Australian rules footballer

George Caris (8 June 1927 – 10 October 2013) was an Australian rules footballer who played with South Melbourne in the Victorian Football League (VFL).

==South Melbourne==
Caris came to South Melbourne from Olympic, a club in the local Sunday Amateur competition. Used as a ruck-rover, Caris made 15 appearances for South Melbourne in the 1948 VFL season and earned a Brownlow Medal vote while playing on Norm Smith, but only managed to play three senior games in 1949.

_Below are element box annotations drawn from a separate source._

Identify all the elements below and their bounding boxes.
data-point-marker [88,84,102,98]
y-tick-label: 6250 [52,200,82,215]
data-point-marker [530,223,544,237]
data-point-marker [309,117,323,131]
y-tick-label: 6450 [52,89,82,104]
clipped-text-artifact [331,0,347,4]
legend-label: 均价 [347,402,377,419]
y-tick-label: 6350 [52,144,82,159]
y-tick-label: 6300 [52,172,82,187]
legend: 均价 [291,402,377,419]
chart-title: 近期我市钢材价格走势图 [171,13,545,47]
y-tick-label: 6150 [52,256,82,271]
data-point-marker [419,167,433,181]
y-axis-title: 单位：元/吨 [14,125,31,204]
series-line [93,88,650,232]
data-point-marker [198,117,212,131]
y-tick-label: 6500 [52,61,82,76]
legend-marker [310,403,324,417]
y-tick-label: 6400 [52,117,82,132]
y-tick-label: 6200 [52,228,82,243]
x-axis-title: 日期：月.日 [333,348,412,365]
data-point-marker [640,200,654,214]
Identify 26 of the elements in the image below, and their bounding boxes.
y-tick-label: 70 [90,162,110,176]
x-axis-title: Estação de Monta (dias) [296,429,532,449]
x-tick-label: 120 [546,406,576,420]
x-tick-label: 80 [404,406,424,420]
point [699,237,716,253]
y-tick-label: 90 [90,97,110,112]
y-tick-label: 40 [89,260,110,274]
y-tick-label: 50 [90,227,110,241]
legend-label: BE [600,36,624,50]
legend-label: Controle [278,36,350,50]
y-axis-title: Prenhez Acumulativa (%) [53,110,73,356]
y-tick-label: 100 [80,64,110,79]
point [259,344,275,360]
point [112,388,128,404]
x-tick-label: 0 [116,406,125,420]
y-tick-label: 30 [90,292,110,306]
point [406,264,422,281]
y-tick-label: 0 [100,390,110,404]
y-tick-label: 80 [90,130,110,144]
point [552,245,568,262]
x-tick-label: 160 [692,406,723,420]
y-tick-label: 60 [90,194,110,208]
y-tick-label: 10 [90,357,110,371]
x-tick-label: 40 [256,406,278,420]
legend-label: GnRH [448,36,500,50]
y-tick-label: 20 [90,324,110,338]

He played his first game of the 1950 season in round four, against Fitzroy, during which he was reported for "kicking" opponent Jack Gaffney. Caris, who had kicked the only goal of his career in the third quarter, was suspended for eight weeks. It would end up being his final appearance at VFL level, in 1951 he left for Port Melbourne.

==VFA==
Caris was a regular member of the Port Melbourne team in the 1951 VFA season, as a half back flanker, although an ankle injury sustained in the club's preliminary final win cost him a grand final appearance.

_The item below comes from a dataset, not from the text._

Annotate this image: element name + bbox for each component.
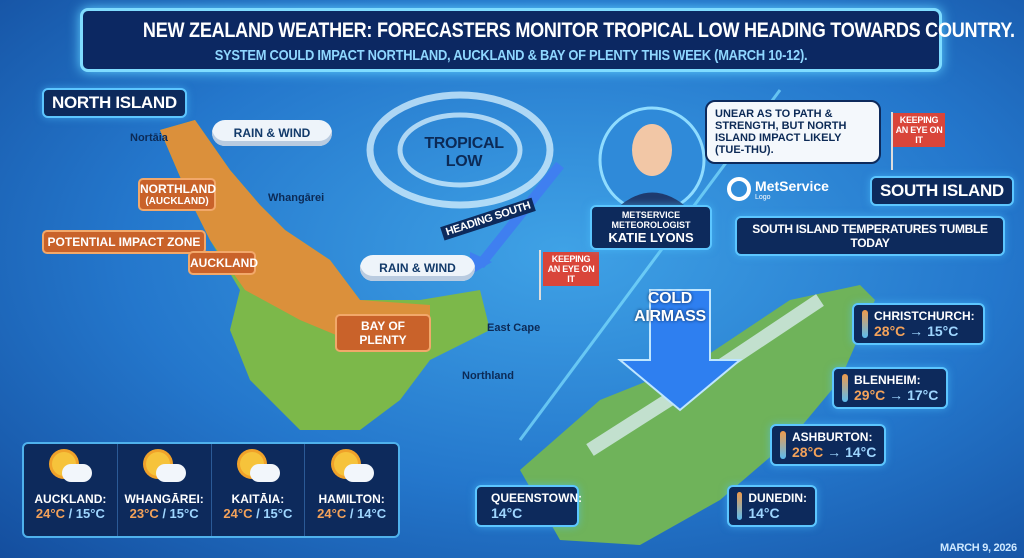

The following year he was a beneficiary of injury, when he took Denis Fogarty's spot in the starting side for the grand final against Oakleigh, which Port Melbourne lost by 21 points. He kicked two goals and was named amongst Port Melbourne's best players.

In 1953, Caris trained with the Richmond Football Club, but would return to Port Melbourne for a third and final VFA season. He finished his VFA career with a premiership, as a back pocket in Port Melbourne's grand final win over Yarraville.

==Murtoa==
Caris was cleared to Wimmera Football League club Murtoa as coach in 1954. Coach of Murtoa for three seasons, Caris continued as a player until 1960. Following a year as coach of Jung, he returned to Murtoa for a season in 1962, then later in 1968 came out of retirement and played one final season.

He also played cricket for Murtoa and scored his maiden century at 51 years of age.